LuChang-CS / news-crawler

A news crawler for BBC News, Reuters and New York Times.
108 stars 40 forks source link

Reuters error #25

Closed moonSandra closed 1 year ago

moonSandra commented 1 year ago

Hi LuChang, I tried to run python reuters_crawler.py reuters.cfg but I got this error and I don't know how to fix it.

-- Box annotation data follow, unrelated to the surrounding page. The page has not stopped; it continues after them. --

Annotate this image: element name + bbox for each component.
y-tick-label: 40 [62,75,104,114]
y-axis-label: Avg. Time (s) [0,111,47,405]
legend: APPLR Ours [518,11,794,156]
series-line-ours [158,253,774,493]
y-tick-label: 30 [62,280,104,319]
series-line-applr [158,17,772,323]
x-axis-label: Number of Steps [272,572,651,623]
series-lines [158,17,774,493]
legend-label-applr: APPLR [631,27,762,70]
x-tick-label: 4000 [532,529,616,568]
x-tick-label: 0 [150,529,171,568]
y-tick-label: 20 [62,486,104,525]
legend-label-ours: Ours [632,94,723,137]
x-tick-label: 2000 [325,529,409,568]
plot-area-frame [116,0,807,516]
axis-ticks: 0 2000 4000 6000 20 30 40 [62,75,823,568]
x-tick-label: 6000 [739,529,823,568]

Traceback (most recent call last):
  File "/home/Downloads/news-crawler-master/nytimes_crawler.py", line 14, in <module>
    nytime_article_fetcher = NytimeArticleFetcher(config)
  File "/home/Downloads/news-crawler-master/article/nytimes_article.py", line 15, in __init__
    super(NytimeArticleFetcher, self).__init__(config)
  File "/home/Downloads/news-crawler-master/article/darticle.py", line 22, in __init__
    self._mkdir(self.path,
  File "/home/Downloads/news-crawler-master/article/darticle.py", line 36, in _mkdir
    os.makedirs(path)
  File "/home/anaconda3/lib/python3.9/os.py", line 225, in makedirs
    mkdir(name, mode)
FileNotFoundError: [Errno 2] No such file or directory: ''
moonSandra commented 1 year ago

sorry i noticed the #13 thanks to your answer

jijivski commented 9 months ago

Hi, can you still get content from the three websites? They refused my request. Do you have some ideas to solve the 403 and 401 problems? Thanks.

LuChang-CS commented 9 months ago

Hi, these errors may be caused by the anti-crawler feature of these news websites. You can try to set a longer time interval for two requests. But it cannot be guaranteed.